De bollen van dit ras zijn de grootste van het geslacht. De plant vestigt zich het liefst in natuurlijke omstandigheden op zandhellingen en in kustgebieden.
- Lachenalia contaminata is een verticaal groeiende bolvormige vaste plant met een hoogte van 25 cm In de natuur komt de groei voor in de landen van de West-Kaap van Zuid-Afrika. De mensen worden "wilde hyacint" genoemd. De bladplaten hebben een kruidachtige omtrek, de stelen zijn recht en vlezig. Steeltjes worden bekroond met smalle klokvormige bloemen van sneeuwwitte kleur, die bedekt zijn met kastanjebruine, roodachtige of bruine vlekken.

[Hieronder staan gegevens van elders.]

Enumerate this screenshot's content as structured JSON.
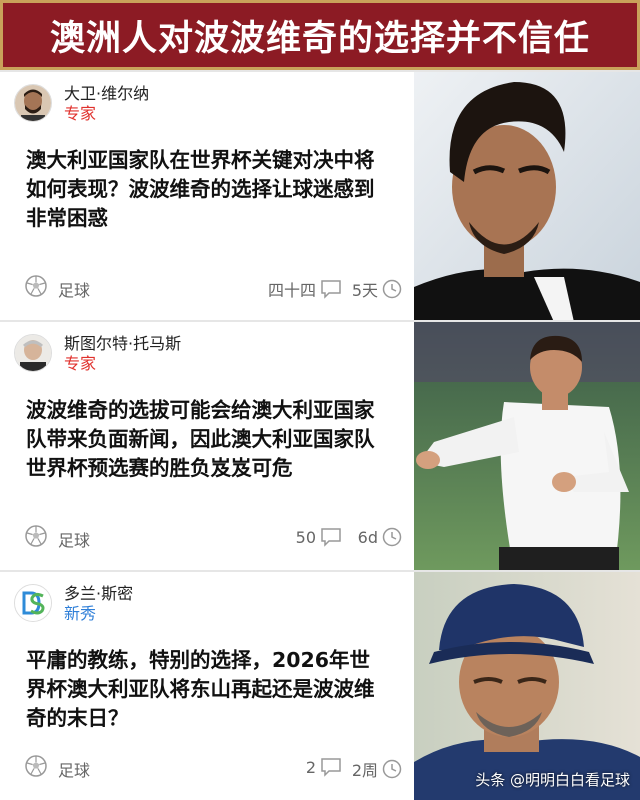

Vanwege deze "markers" wordt het ras "besmet" genoemd. Van de knoppen worden trosvormige bloeiwijzen verzameld.
- Lachenalia is klein (Lachenalia pusilla). Hij komt uit de gebieden van Zuid-Afrika. Heeft een lamp. Het aantal bladeren varieert van 4 tot 6 stuks. Ze verzamelen zich in een dichte basale rozet, hun contouren zijn lineair, lancetvormig. Het oppervlak is dicht, de kleur kan monochromatisch (donkergroen) of gevlekt zijn. De steel van deze variëteit is vrij kort, zodat de knoppen zich in een bladuitlaat lijken te verbergen. De kleur van de bloemen is sneeuwwit, ze hebben een geur die vaag op kokos lijkt. Rijpende vruchten zijn in de vorm van capsules.